Information like castling, en passant etc. can be ignored.
12*8=96 byte
.=64 byte
.= 56 byte
48 byte
yet I cannot get below that with bitboards.So what would be the fastest/best compression technique to store a chess position?
Greetings Finn
Huffman codes work well here, and they are likely faster than you think.
Each square is represented by a variable number of bits. The first bit is empty (0), or occupied (1). If 0, then the next bit is for the next square. If 1, then the next bit is white (0) or black (1). The next one to four bits is the type of piece: pawn (0), knight (100), bishop (101), rook (110), queen (1110), king (1111).
This codes a board in 16.9 bytes on average. (Run over one million games.) A full board codes to the maximum of 20.5 bytes.
Decoding can be done very fast with a table lookup. The longest code is six bits. Grab the next six bits and look up in a 64-entry table. Each entry in the table is the contents of the square (e.g. black bishop, white king, empty), and the number of bits in the code (1..6). Drop that many bits, get more bits to fill out what's left to six bits, and repeat.

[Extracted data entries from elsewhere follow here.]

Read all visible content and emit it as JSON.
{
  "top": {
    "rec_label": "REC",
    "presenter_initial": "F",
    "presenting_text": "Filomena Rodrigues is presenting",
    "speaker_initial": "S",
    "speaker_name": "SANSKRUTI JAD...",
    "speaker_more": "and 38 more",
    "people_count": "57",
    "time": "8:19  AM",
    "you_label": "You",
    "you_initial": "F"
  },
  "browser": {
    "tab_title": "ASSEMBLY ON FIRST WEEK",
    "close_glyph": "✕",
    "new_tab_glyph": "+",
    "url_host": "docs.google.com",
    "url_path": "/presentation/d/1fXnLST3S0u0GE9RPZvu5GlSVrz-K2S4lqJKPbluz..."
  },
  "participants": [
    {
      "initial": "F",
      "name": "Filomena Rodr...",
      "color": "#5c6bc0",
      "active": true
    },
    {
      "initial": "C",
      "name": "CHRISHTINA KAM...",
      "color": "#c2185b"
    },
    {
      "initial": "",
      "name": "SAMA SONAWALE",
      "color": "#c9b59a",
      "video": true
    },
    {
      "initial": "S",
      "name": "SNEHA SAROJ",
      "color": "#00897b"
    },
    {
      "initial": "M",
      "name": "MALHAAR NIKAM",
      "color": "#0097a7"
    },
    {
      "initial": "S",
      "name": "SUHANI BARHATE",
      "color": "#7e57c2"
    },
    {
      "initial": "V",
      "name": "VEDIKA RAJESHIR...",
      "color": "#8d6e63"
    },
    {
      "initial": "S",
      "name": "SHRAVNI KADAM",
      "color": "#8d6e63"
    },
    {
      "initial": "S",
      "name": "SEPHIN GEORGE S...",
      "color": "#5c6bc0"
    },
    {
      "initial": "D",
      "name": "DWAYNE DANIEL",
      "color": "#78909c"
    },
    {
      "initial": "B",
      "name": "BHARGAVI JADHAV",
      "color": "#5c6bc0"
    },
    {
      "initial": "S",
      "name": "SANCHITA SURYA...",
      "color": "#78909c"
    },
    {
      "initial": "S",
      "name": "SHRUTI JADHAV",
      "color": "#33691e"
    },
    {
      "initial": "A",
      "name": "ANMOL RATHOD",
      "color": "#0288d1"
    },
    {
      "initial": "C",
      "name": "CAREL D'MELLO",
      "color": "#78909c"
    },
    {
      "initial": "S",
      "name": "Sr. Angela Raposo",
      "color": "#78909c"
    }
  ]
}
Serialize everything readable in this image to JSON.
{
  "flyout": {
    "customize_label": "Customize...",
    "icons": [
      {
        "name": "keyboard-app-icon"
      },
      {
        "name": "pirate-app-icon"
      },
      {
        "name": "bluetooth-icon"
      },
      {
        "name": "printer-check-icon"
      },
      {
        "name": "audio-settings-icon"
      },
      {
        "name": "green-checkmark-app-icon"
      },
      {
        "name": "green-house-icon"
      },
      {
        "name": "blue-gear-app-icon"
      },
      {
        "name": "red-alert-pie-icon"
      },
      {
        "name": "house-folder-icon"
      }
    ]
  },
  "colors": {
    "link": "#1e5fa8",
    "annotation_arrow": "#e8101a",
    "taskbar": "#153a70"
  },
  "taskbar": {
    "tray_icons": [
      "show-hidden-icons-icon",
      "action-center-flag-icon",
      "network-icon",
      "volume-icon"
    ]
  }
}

You can use that to convert to a simple 64-byte representation for fast manipulation, and if needed, the result can be quickly converted back to the compressed form.
More can be shaved off if needed. Represent empty or occupied as eight columns (files), each as eight bits. Huffman code those eight-bit symbols. They can be coded in 6.6 bits on average, dropping the 16.9 bytes to 15.5 bytes.
Instead of one code for the files, you can shave off another 2.2 bytes with four codes for the files: one for a/h, one for b/g, one for c/f, and one for d/e. That gets the average down to 13.3 bytes.